Я помалкиваю и только слежу, как ходят мощные лопатки под застиранной синей футболкой. Так пробегает минут десять… или сколько там возможно во сне… Он отрабатывает один график, другой, третий, действуя все так же размеренно и упорно. Не оглядывается, не поднимает головы, возможно, думаю я, даже и не подозревает, что уже давно не один, только монотонно выписывает число за числом да разворачивает новые ленты поверх уже отработанных. Все, говорю я себе, нагляделся, пора восвояси. Отталкиваюсь плечом, но не успеваю сделать и шага, как Алексей распрямляется. Застываю на месте, а он сидит так же спиной ко мне и смотрит прямо перед собой, сквозь пыльное стекло на тот же самый, так же запущенный, заваленный железом и досками дворик.
– Ну что, – спрашивает он негромко, но чрезвычайно отчетливо. – Набегался?!
Собственно, все оно почти что так и случилось, только значительно позже.
Конец второй части
Часть третья
Глава десятая
I
Дождь простучал по подоконнику и стих как-то вдруг, будто там, наверху, спохватились и мигом перекрыли вентиль. Прокладки небесные сантехники меняли вовремя, так что капало теперь только с карнизов. Люди начали подниматься из-за столиков и по одному, по двое выходили на тротуар. Но протиснулась навстречу течению случайная пара и стала у стойки. Женщина в синем плаще с брезгливым недоверием разглядывала черствые пирожки, мужчина в черной кожанке обернулся на зал, высматривая хозяйку. Он был моих габаритов и лет, но выглядел куда представительней. Жизнь не полоскала его, а несла и подталкивала мягкой струей. Лиза – так звали мою собеседницу – вздохнула и поднялась.

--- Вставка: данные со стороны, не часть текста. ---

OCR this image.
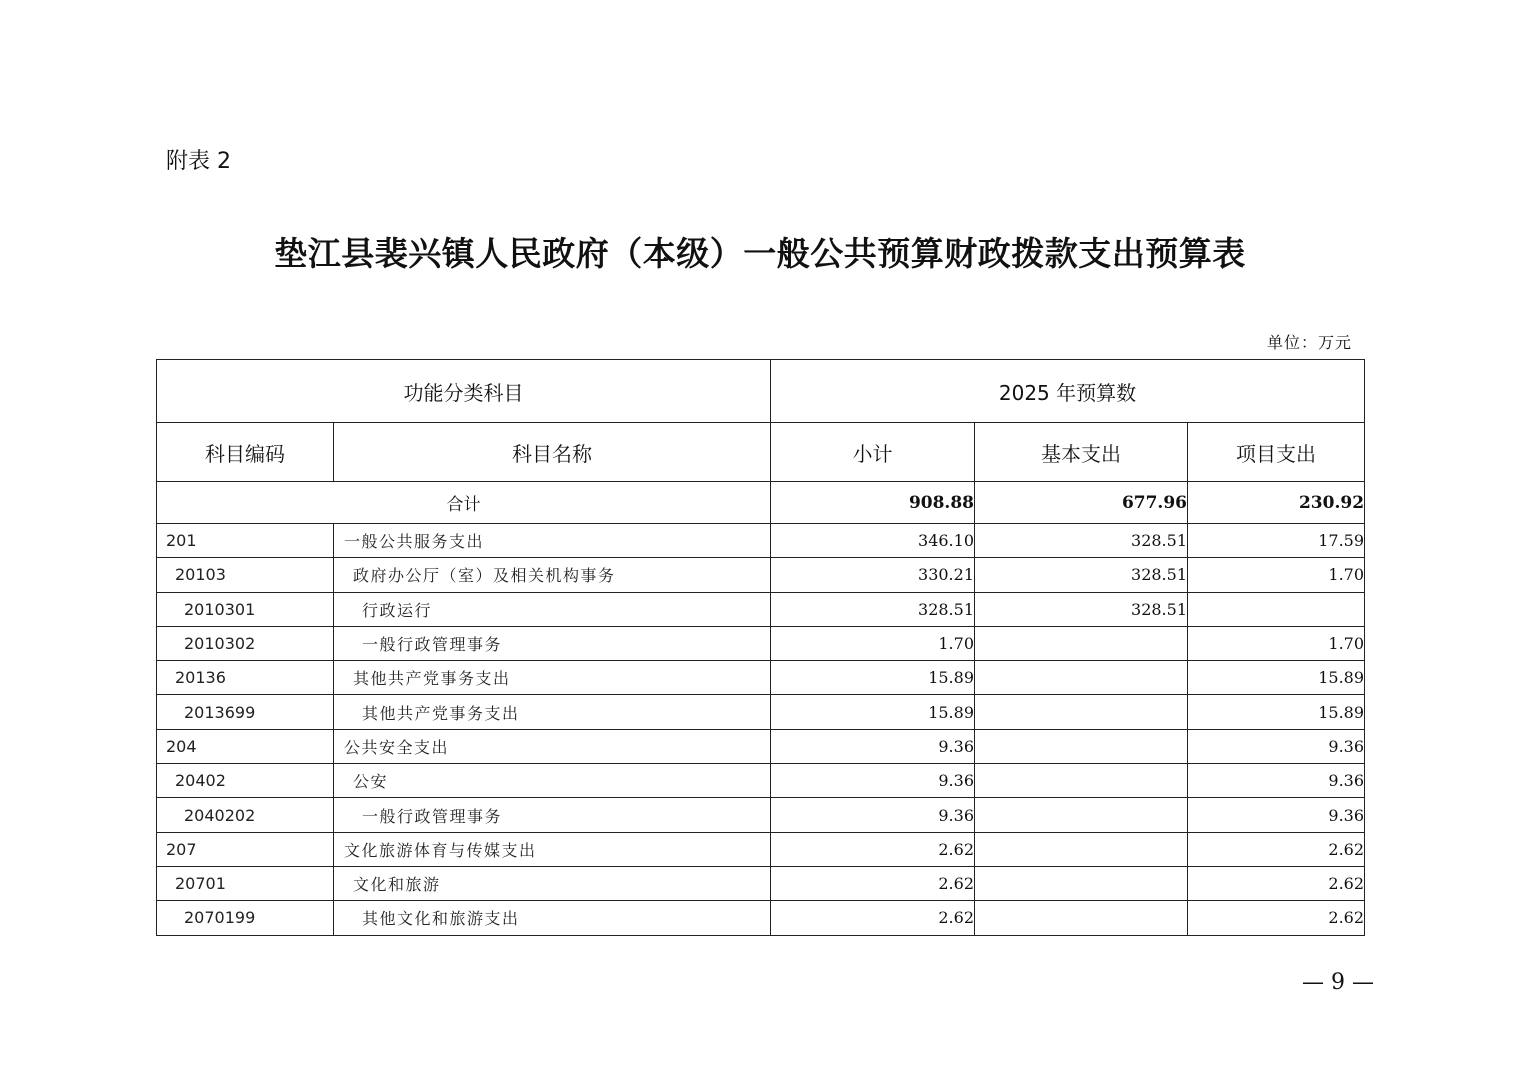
附表 2
垫江县裴兴镇人民政府（本级）一般公共预算财政拨款支出预算表
单位：万元
功能分类科目		2025 年预算数		
科目编码	科目名称	小计	基本支出	项目支出
合计		908.88	677.96	230.92
201	一般公共服务支出	346.10	328.51	17.59
20103	政府办公厅（室）及相关机构事务	330.21	328.51	1.70
2010301	行政运行	328.51	328.51	
2010302	一般行政管理事务	1.70		1.70
20136	其他共产党事务支出	15.89		15.89
2013699	其他共产党事务支出	15.89		15.89
204	公共安全支出	9.36		9.36
20402	公安	9.36		9.36
2040202	一般行政管理事务	9.36		9.36
207	文化旅游体育与传媒支出	2.62		2.62
20701	文化和旅游	2.62		2.62
2070199	其他文化和旅游支出	2.62		2.62
— 9 —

– Кофе им и вина! – скомандовал я зачем-то, не слишком отчетливо уже выговаривая слова. – И мне плесни того же самого еще грамм сто пятьдесят. Прогуляюсь чуток и вернусь.

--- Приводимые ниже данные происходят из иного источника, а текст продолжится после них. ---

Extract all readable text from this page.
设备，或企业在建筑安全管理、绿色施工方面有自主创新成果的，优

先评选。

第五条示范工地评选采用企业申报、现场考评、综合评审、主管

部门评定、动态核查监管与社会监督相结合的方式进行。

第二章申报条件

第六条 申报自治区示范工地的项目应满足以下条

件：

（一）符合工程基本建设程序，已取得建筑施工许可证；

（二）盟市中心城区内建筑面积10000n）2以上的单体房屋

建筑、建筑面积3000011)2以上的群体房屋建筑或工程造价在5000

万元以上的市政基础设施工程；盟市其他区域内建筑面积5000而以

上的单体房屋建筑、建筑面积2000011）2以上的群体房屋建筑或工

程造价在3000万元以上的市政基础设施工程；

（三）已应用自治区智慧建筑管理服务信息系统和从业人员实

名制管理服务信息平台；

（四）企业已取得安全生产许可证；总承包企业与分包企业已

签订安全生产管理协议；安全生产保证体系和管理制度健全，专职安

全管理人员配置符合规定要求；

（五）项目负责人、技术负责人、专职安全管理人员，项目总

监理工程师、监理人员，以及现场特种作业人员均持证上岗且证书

Организм, отягощенный двумя стаканами сухого белого, требовал облегчения.
Я прогулялся назад до перекрестка и – не без опаски – перебежал Большой. Машины справа урчали нетерпеливо, посверкивали фарами, готовясь тут же, чуть перемигнет светофор, метнуться вперед, через улицу имени вождя, великого, но картавого. Не помню, когда развернули движение, и чадящие колонны понеслись в четыре грохочущих ряда от площади Льва Толстого к Тучкову; так давно это случилось, что, кажется, было всегда. Но и как мы прыгали из троллейбуса на ступеньки «кофейни», я вижу отчетливо. Значит, это событие тоже существовало, обозначив себя в непрерывном потоке Времени. Но – раньше. Раньше, чем сейчас, раньше, чем вчера, позавчера, три года тому назад, и – раньше, чем всегда… Возможен ли такой вид каузальности? А почему бы и нет, если родной и могучий язык допускает сие утверждение без видимого насилия над синтаксисом. Тем более вспомнив принцип дополнительности великого Бора…

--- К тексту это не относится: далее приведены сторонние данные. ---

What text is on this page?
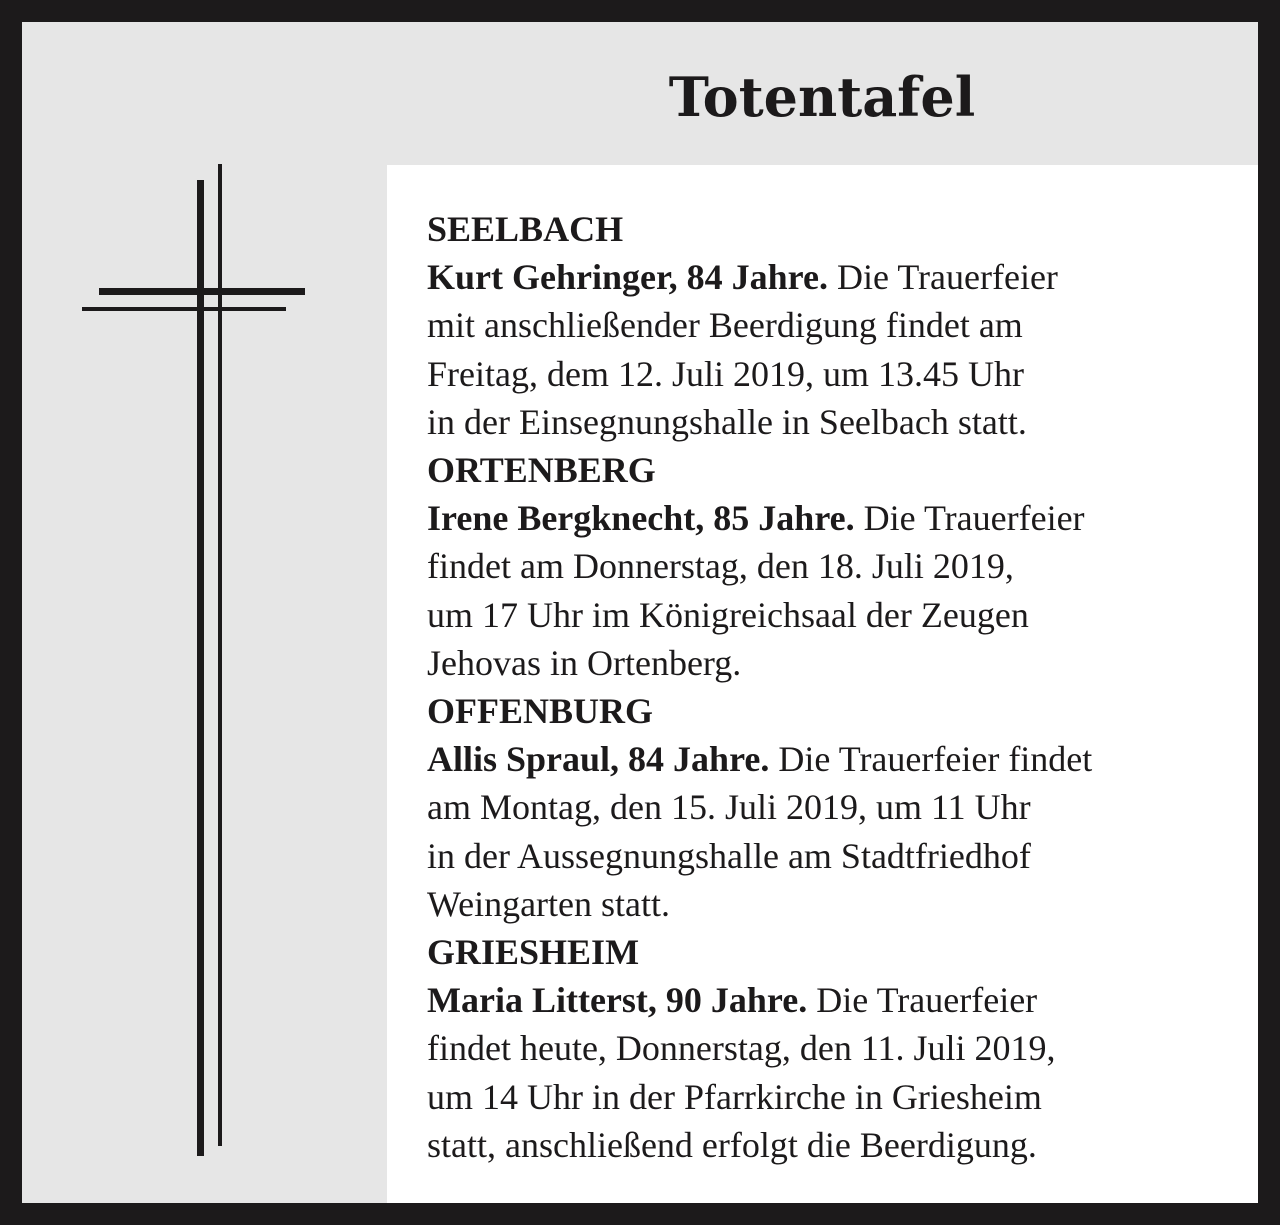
Totentafel
SEELBACH
Kurt Gehringer, 84 Jahre. Die Trauerfeier
mit anschließender Beerdigung findet am
Freitag, dem 12. Juli 2019, um 13.45 Uhr
in der Einsegnungshalle in Seelbach statt.
ORTENBERG
Irene Bergknecht, 85 Jahre. Die Trauerfeier
findet am Donnerstag, den 18. Juli 2019,
um 17 Uhr im Königreichsaal der Zeugen
Jehovas in Ortenberg.
OFFENBURG
Allis Spraul, 84 Jahre. Die Trauerfeier findet
am Montag, den 15. Juli 2019, um 11 Uhr
in der Aussegnungshalle am Stadtfriedhof
Weingarten statt.
GRIESHEIM
Maria Litterst, 90 Jahre. Die Trauerfeier
findet heute, Donnerstag, den 11. Juli 2019,
um 14 Uhr in der Pfarrkirche in Griesheim
statt, anschließend erfolgt die Beerdigung.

Обдумывая новую систему причинно-следственных связей, я перестал контролировать вектор движения и столкнулся с торопившимся навстречу парнем. Моя лысеющая макушка влетела этому акселерату в грудь, он крякнул и подцепил меня под локоть: «Держись, отец, держись! Не грузи ментов своими проблемами…» Фитиль в рыжей замшевой куртке прошествовал дальше, пронося себя над толпой, а я так и застыл, медленно собирая в кучку глаза и мысли. Ну да, если ему сейчас двадцать, пусть двадцать два, у меня уже мог вымахать такой же отпрыск. Несомненно бы вырос, если бы я позаботился об этом вовремя.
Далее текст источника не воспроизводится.